A couple of years ago, however, this school was taken over by a group of people that changed it from a nonprofit to a for-profit institution, and with that change came a number of other changes that have been driving me completely nuts. 

One of those changes has been in the approach to the students.  We’re putting enormous pressure on retention, and because of that there’s also enormous pressure to get people to pass. This has resulted in policies towards things like student attendance and late assignments, so that we now approach college students in a way that I would find excessively restrictive in high school.

But the biggest difference has been in the policies pertaining to adjuncts–and this place is virtually all adjuncts.  There was, last I checked, exactly one full time member of the English department in a small university that probably runs twenty English course sections a term.

The first indication that things were going very wrong had to do with a copier, of all things, on the second floor of the building where most English classes were held.  One morning,we all got e-mails telling us that the passwords for that copier had been changed, that it was to be used by full time faculty only, and that adjuncts should walk halfway across campus to the library if there was anything they wanted to copy. 

It was the kind of petty crap that drives me right up the wall, but it was petty crap, and I thought I had a good idea of who was probably behind it, so I wrote it off as adolescent bullying and got back to work.

The petty crap kept coming, though, and after a while it was no longer so petty.

First was the supplies issue–full time faculty could get supplies from the school, but adjunct faculty were required to buy their own.  Grade books, markers, smart markers for use on the white boards, pens, paper, paperclips–if you’re here full time, the college gives them to you, if you work here part time and need something, tough luck.  Pay for it yourself. 

Second are the services–not only are adjuncts restricted to a single copier in an inconvenient location, but only full time faculty can get their copies made by the university copy department.  If you have a lot of big jobs to do that the library copier can’t handle, and you’re part time–well, better head for Staples and pay for it yourself, because that’s the only way it’s going to get done. 

Third was the situation with parking.  There had always been some spaces in the faculty parking lot that were reserved for particular full time faculty, but now virtually all of them were so marked off, and the college began to threaten that anybody else in “full time” spaces would get towed.

This is a bigger thing than you’d think, because there really aren’t any other lots close to where English adjuncts teach, and most of them are student lots which require a good long hike to campus. 

But the kicker came at the start of this term.  From now on, adjunct faculty–but not full time faculty–most agree to an “investigative credit background check,” and in doing so sign away the right to sue or otherwise bring a complaint for the way that information is used.

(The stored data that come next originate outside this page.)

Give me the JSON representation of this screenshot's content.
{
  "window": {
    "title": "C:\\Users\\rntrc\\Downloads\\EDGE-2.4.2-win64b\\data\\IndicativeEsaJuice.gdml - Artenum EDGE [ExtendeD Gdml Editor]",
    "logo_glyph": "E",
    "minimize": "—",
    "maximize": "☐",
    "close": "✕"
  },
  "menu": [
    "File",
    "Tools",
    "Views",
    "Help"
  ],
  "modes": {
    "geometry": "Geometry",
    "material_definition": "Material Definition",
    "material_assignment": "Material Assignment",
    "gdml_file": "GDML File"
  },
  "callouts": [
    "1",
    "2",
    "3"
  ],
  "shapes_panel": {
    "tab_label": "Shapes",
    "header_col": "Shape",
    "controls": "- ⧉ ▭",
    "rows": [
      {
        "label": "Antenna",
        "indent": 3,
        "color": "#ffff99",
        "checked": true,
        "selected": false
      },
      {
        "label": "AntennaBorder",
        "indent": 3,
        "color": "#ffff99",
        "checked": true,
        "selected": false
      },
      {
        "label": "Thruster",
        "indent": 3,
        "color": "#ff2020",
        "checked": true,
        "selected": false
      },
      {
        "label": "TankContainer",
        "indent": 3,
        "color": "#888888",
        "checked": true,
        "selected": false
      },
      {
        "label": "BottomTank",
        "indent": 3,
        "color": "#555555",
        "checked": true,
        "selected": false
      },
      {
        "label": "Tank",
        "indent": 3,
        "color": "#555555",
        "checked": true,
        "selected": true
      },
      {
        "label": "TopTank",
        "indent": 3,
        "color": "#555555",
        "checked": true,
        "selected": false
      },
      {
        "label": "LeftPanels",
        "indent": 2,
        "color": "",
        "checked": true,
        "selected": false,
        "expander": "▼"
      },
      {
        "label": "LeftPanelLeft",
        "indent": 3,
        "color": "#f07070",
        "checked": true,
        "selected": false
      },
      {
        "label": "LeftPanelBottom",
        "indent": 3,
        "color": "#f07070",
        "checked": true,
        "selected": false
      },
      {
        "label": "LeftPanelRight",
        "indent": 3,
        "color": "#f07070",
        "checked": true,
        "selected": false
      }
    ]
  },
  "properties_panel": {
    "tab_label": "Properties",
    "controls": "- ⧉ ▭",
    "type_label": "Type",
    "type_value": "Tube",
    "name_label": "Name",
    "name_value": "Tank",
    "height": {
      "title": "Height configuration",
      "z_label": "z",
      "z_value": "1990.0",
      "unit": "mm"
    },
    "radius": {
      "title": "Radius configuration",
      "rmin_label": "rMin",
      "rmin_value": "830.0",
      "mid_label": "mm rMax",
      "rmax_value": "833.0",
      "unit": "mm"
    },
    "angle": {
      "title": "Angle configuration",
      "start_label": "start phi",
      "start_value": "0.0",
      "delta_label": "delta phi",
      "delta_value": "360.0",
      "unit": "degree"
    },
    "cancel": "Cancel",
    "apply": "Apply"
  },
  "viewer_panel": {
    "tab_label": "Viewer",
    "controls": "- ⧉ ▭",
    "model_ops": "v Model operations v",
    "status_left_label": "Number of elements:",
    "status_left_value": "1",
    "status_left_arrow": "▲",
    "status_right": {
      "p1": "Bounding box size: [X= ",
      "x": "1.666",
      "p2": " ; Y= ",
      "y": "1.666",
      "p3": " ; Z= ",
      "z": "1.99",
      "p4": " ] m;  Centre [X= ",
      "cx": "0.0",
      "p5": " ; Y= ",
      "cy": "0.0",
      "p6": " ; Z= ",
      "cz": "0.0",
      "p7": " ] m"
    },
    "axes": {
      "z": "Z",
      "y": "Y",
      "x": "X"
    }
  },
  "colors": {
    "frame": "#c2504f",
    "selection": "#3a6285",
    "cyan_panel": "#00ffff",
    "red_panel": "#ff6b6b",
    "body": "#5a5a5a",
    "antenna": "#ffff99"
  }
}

It’s not the background check in itself that bothers me.  It’s the fact that it’s ONLY applied to adjunct faculty.

Now, the simple facts of the matter are this:

First, I’ve got significantly better credentials than most of the people who work here full time. 

Second, I can get paid better virtually anywhere else in the area.

And third, NO OTHER PLACE makes these kinds of distinctions between full time and adjunct faculty.  At both our local community college and the branch of our state university and the two other small colleges near here, any kind of faculty parks anywhere it wants in any of the faculty lots, the copiers and copier services are open to everybody, the supply cabinets are open to everybody, and adjunct faculty are not required to jump through any other  hoops than the full time faculty are.

At the end of last term, I felt burned out.

At the beginning of this term, I felt better–but I’ve been back fewer than two days, and I’m fed up.

You have to pay people with something.  If you don’t pay them with money–and this place really doesn’t–then you pay them with respect.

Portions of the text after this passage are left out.